L’édition princeps du Sambongjip date de 1397 (du vivant de Chòng, qui meurt en 1398). Elle est connue sous le nom de Hongmu ch’obon 洪武初本 et elle est faite par le fils de Chòng, Chòng Chin (鄭津). Cette édition en 2 volumes, regroupant surtout de la poésie, est aujourd’hui perdue. Nous savons toutefois que c’est KK qui a mis les points de « ponctuation ».
La seconde édition date de 1465 et elle est flanquée d’un 後序 de Sin Sukju.
La troisième date de 1486 et la quatrième, édition dite d’Andong, de 1487 (il y a alors 8 volumes, dont les 2 qui renferment le 경제문감et le 경제문감별집 sont aujourd’hui conservés à la SNU)
La dernière édition, elle, date de 1791. Elle a été commanditée par le roi Chòngjo, qui souhaitait réhabiliter Chòng. C’est celle que nous lisons aujourd’hui or elle a fait subir d’importantes transformations aux éditions antérieures. Il y a des passages entiers qui auraient été supprimés et des notes explicatives ont été ajoutées.

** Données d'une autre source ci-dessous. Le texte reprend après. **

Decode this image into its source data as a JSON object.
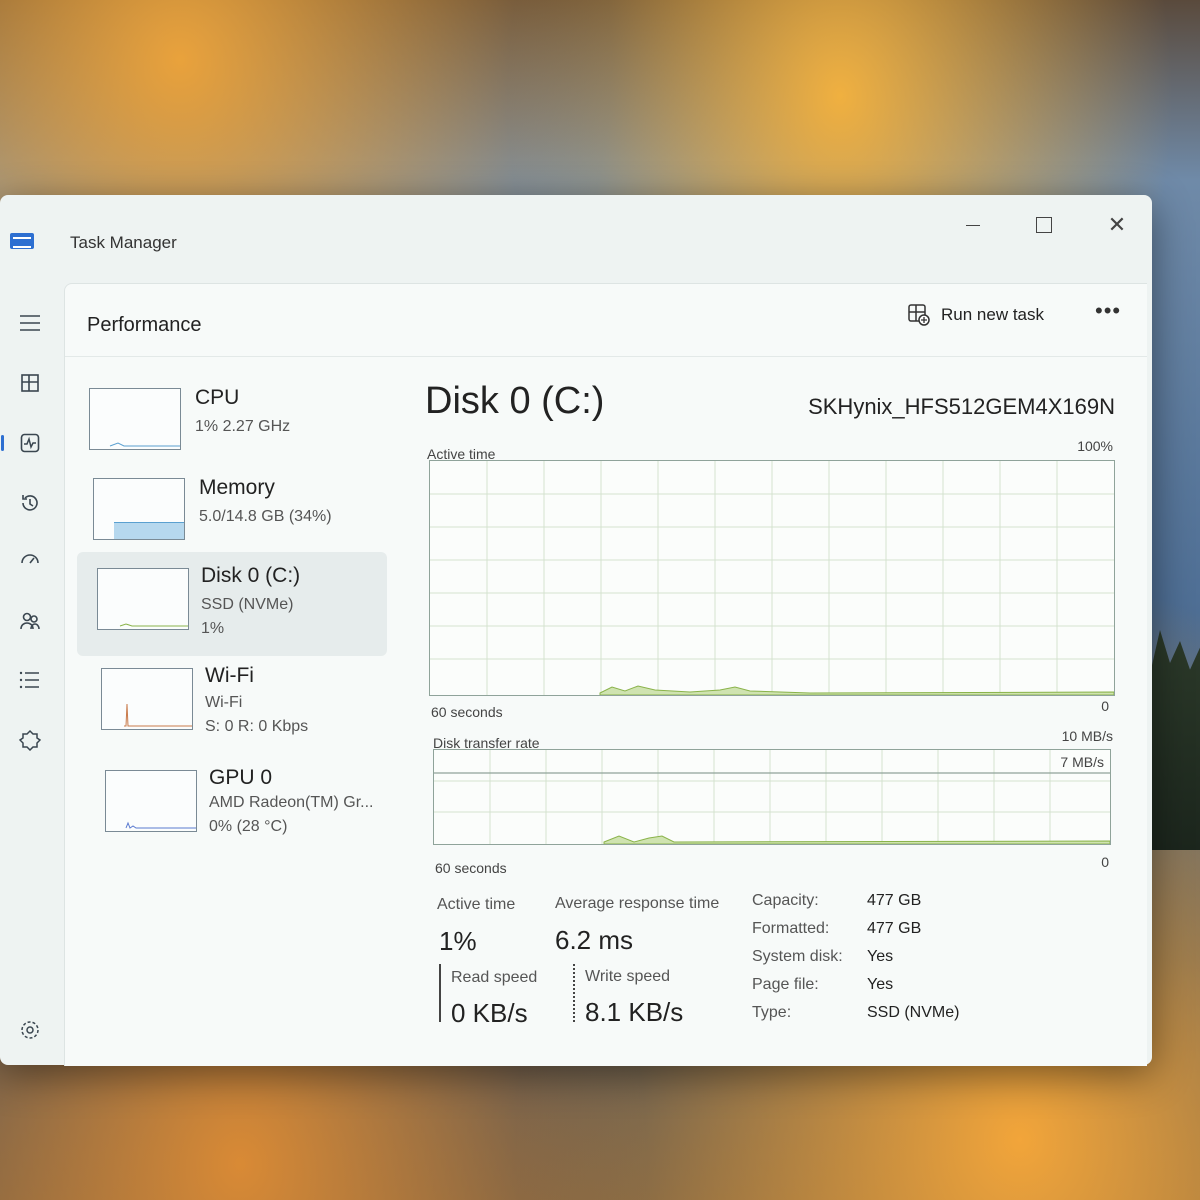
{
  "window": {
    "title": "Task Manager"
  },
  "header": {
    "page_title": "Performance",
    "run_task_label": "Run new task",
    "more_label": "•••"
  },
  "sidebar": [
    {
      "name": "CPU",
      "line1": "1% 2.27 GHz",
      "line2": ""
    },
    {
      "name": "Memory",
      "line1": "5.0/14.8 GB (34%)",
      "line2": ""
    },
    {
      "name": "Disk 0 (C:)",
      "line1": "SSD (NVMe)",
      "line2": "1%"
    },
    {
      "name": "Wi-Fi",
      "line1": "Wi-Fi",
      "line2": "S: 0 R: 0 Kbps"
    },
    {
      "name": "GPU 0",
      "line1": "AMD Radeon(TM) Gr...",
      "line2": "0% (28 °C)"
    }
  ],
  "detail": {
    "title": "Disk 0 (C:)",
    "model": "SKHynix_HFS512GEM4X169N",
    "active_graph": {
      "label": "Active time",
      "max": "100%",
      "time": "60 seconds",
      "min": "0"
    },
    "transfer_graph": {
      "label": "Disk transfer rate",
      "max": "10 MB/s",
      "mid": "7 MB/s",
      "time": "60 seconds",
      "min": "0"
    },
    "stats": {
      "active_time_label": "Active time",
      "active_time": "1%",
      "avg_resp_label": "Average response time",
      "avg_resp": "6.2 ms",
      "read_label": "Read speed",
      "read": "0 KB/s",
      "write_label": "Write speed",
      "write": "8.1 KB/s"
    },
    "props": [
      {
        "k": "Capacity:",
        "v": "477 GB"
      },
      {
        "k": "Formatted:",
        "v": "477 GB"
      },
      {
        "k": "System disk:",
        "v": "Yes"
      },
      {
        "k": "Page file:",
        "v": "Yes"
      },
      {
        "k": "Type:",
        "v": "SSD (NVMe)"
      }
    ]
  },
  "colors": {
    "accent": "#2d6fd1",
    "disk_line": "#8ab34a",
    "memory_fill": "#b6d8ee"
  }
}
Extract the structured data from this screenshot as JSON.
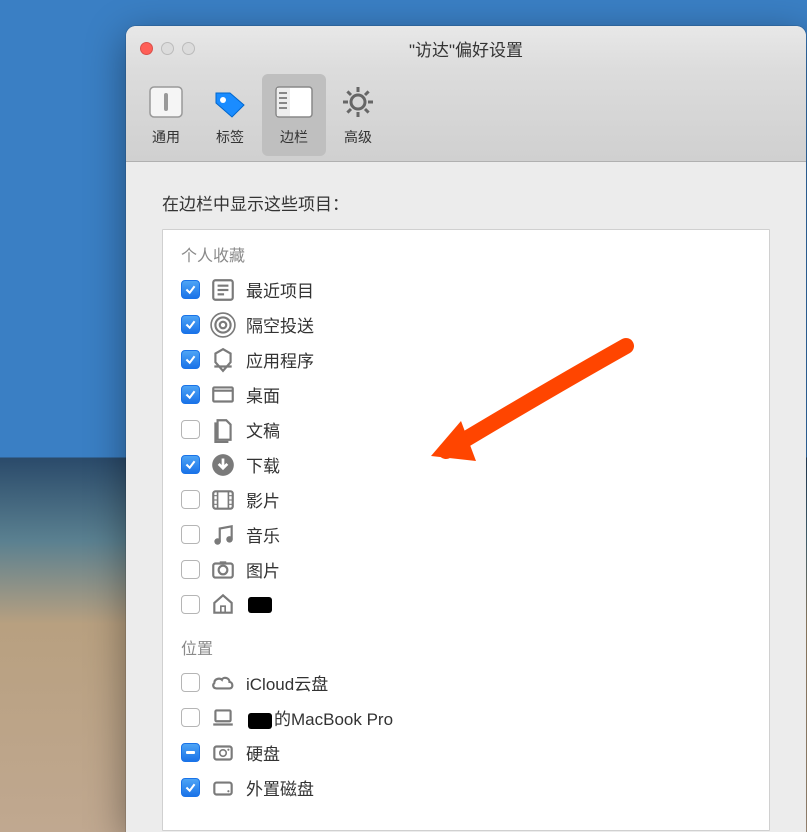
{
  "window": {
    "title": "\"访达\"偏好设置"
  },
  "toolbar": {
    "general": "通用",
    "tags": "标签",
    "sidebar": "边栏",
    "advanced": "高级"
  },
  "section": {
    "heading": "在边栏中显示这些项目："
  },
  "groups": {
    "favorites": {
      "label": "个人收藏",
      "items": [
        {
          "checked": true,
          "icon": "recents",
          "label": "最近项目"
        },
        {
          "checked": true,
          "icon": "airdrop",
          "label": "隔空投送"
        },
        {
          "checked": true,
          "icon": "apps",
          "label": "应用程序"
        },
        {
          "checked": true,
          "icon": "desktop",
          "label": "桌面"
        },
        {
          "checked": false,
          "icon": "documents",
          "label": "文稿"
        },
        {
          "checked": true,
          "icon": "downloads",
          "label": "下载"
        },
        {
          "checked": false,
          "icon": "movies",
          "label": "影片"
        },
        {
          "checked": false,
          "icon": "music",
          "label": "音乐"
        },
        {
          "checked": false,
          "icon": "pictures",
          "label": "图片"
        },
        {
          "checked": false,
          "icon": "home",
          "label": ""
        }
      ]
    },
    "locations": {
      "label": "位置",
      "items": [
        {
          "checked": false,
          "icon": "icloud",
          "label": "iCloud云盘"
        },
        {
          "checked": false,
          "icon": "laptop",
          "label": "的MacBook Pro",
          "obscured_prefix": true
        },
        {
          "checked": "mixed",
          "icon": "harddisk",
          "label": "硬盘"
        },
        {
          "checked": true,
          "icon": "external",
          "label": "外置磁盘"
        }
      ]
    }
  },
  "annotation": {
    "arrow_target": "documents-item"
  }
}
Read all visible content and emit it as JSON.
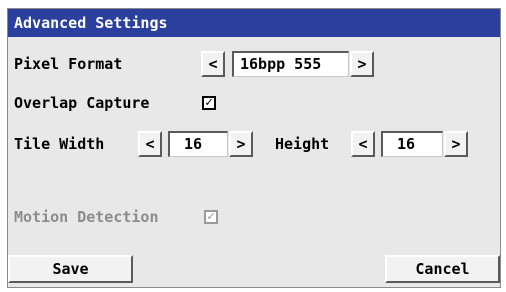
{
  "window": {
    "title": "Advanced Settings"
  },
  "pixel_format": {
    "label": "Pixel Format",
    "value": "16bpp 555",
    "prev": "<",
    "next": ">"
  },
  "overlap_capture": {
    "label": "Overlap Capture",
    "check": "✓",
    "checked": true
  },
  "tile": {
    "width_label": "Tile Width",
    "width_value": "16",
    "width_prev": "<",
    "width_next": ">",
    "height_label": "Height",
    "height_value": "16",
    "height_prev": "<",
    "height_next": ">"
  },
  "motion_detection": {
    "label": "Motion Detection",
    "check": "✓",
    "checked": true,
    "enabled": false
  },
  "footer": {
    "save_label": "Save",
    "cancel_label": "Cancel"
  },
  "colors": {
    "titlebar": "#2b3f9e",
    "title_text": "#ffffff",
    "panel": "#e8e8e8",
    "disabled_text": "#8c8c8c"
  }
}
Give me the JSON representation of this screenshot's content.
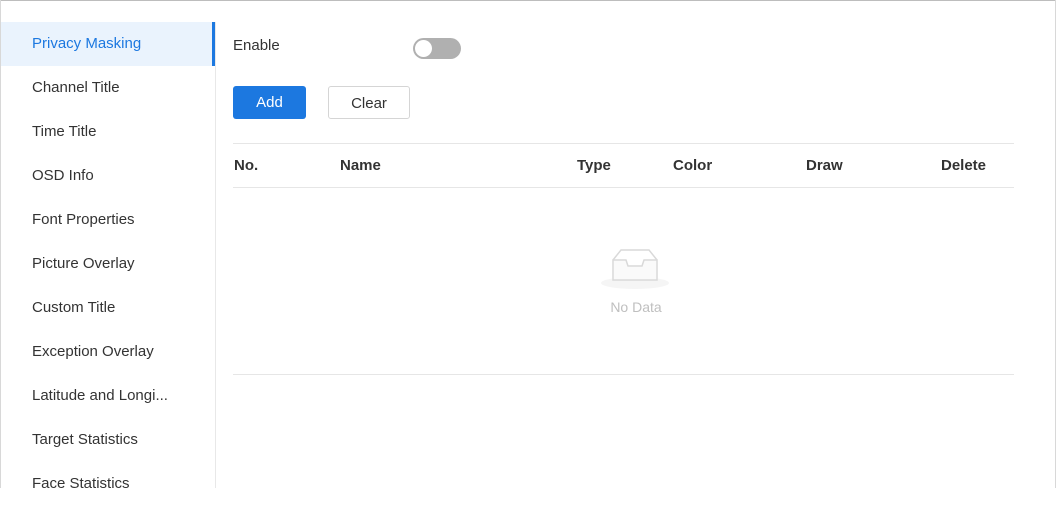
{
  "sidebar": {
    "items": [
      {
        "label": "Privacy Masking",
        "active": true
      },
      {
        "label": "Channel Title"
      },
      {
        "label": "Time Title"
      },
      {
        "label": "OSD Info"
      },
      {
        "label": "Font Properties"
      },
      {
        "label": "Picture Overlay"
      },
      {
        "label": "Custom Title"
      },
      {
        "label": "Exception Overlay"
      },
      {
        "label": "Latitude and Longi..."
      },
      {
        "label": "Target Statistics"
      },
      {
        "label": "Face Statistics"
      }
    ]
  },
  "settings": {
    "enable_label": "Enable",
    "enable_state": "off"
  },
  "toolbar": {
    "add_label": "Add",
    "clear_label": "Clear"
  },
  "table": {
    "columns": [
      "No.",
      "Name",
      "Type",
      "Color",
      "Draw",
      "Delete"
    ],
    "rows": [],
    "empty_text": "No Data",
    "empty_icon": "inbox-icon"
  },
  "colors": {
    "accent": "#1c78e0",
    "active_bg": "#eaf3fd",
    "toggle_off": "#b0b0b0"
  }
}
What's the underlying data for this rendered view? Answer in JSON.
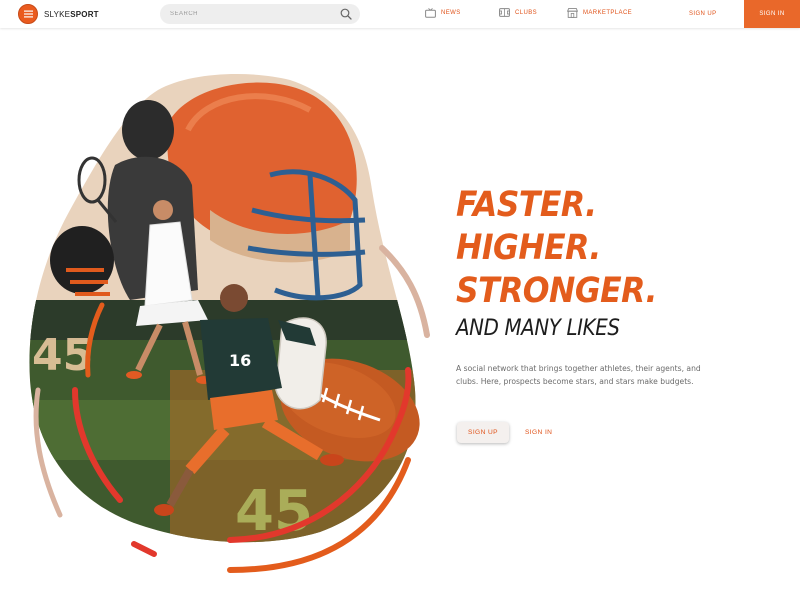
{
  "brand": {
    "name_light": "SLYKE",
    "name_bold": "SPORT",
    "accent": "#e35c1c",
    "logo_icon": "hamburger-menu-icon"
  },
  "search": {
    "placeholder": "SEARCH",
    "value": "",
    "icon": "search-icon"
  },
  "nav": {
    "items": [
      {
        "label": "NEWS",
        "icon": "tv-icon"
      },
      {
        "label": "CLUBS",
        "icon": "stadium-icon"
      },
      {
        "label": "MARKETPLACE",
        "icon": "storefront-icon"
      }
    ],
    "sign_up": "SIGN UP",
    "sign_in": "SIGN IN",
    "sign_in_bg": "#e9682a"
  },
  "hero": {
    "headline": [
      "FASTER.",
      "HIGHER.",
      "STRONGER."
    ],
    "subheadline": "AND MANY LIKES",
    "description": "A social network that brings together athletes, their agents, and clubs. Here, prospects become stars, and stars make budgets.",
    "cta_primary": "SIGN UP",
    "cta_secondary": "SIGN IN",
    "jersey_number": "16",
    "field_number": "45",
    "colors": {
      "orange": "#e35c1c",
      "red": "#e2382c",
      "beige": "#d9b3a0"
    }
  }
}
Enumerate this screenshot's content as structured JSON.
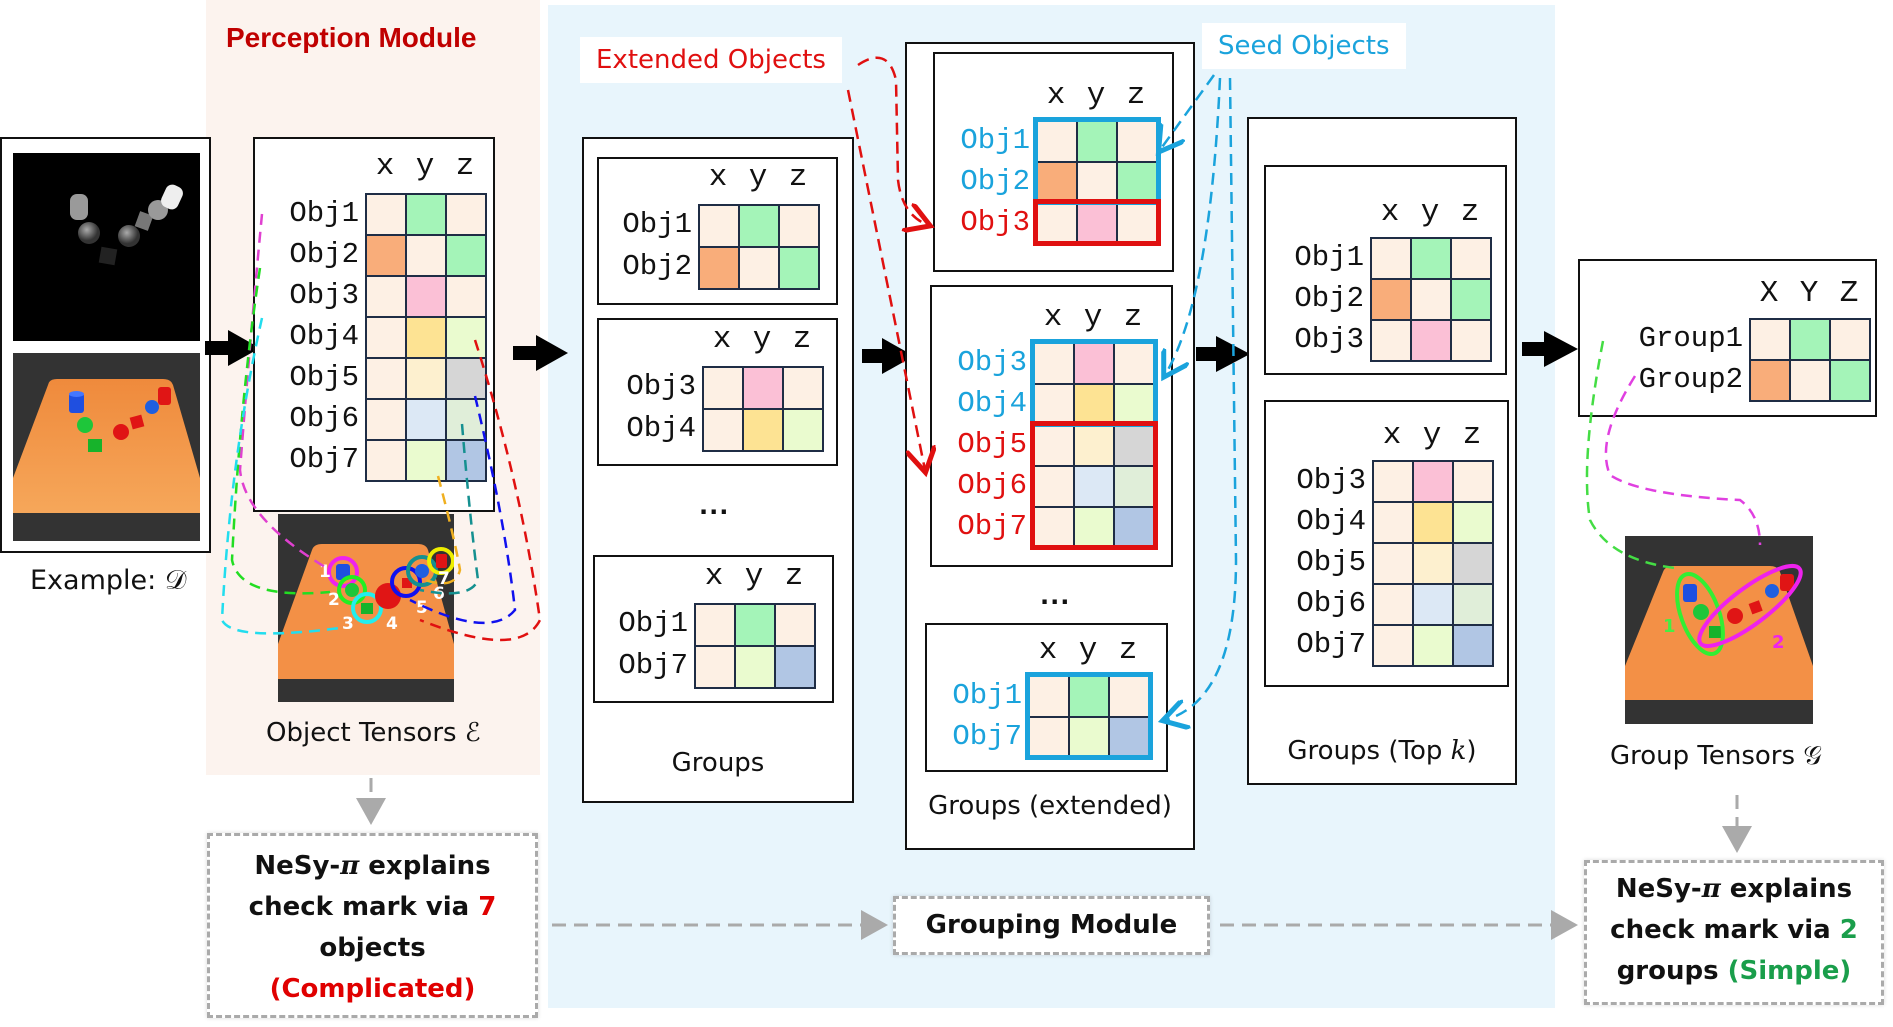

Dernière remarque : j’ai une interrogation par rapport au texte tel que nous le lisons ici. Il y a eu une rectification de caractère pour cause de caractère taboué sur le nom de Taejo ; or, si cette préface date bien de 1385, ce n’est pas possible. Ainsi, nous lisons aujourd’hui le texte d’une édition bien postérieure à la rédaction.
Je me demande ainsi à quoi correspond ce Sambongjip dont la préface date de 1385…Est-ce que sous Koryò, il existait des compilations non-officielles, auxquelles on rédigeait des préfaces ? Cela pourrait en tous cas expliquer le ton de KK et le fait que cette préface ait été intégrée de façon plus tardive lors des éditions sous Chosòn.
Répondre à toutes ces questions pourrait nous aider à affiner la définition de l’objet « préface » que nous étudions.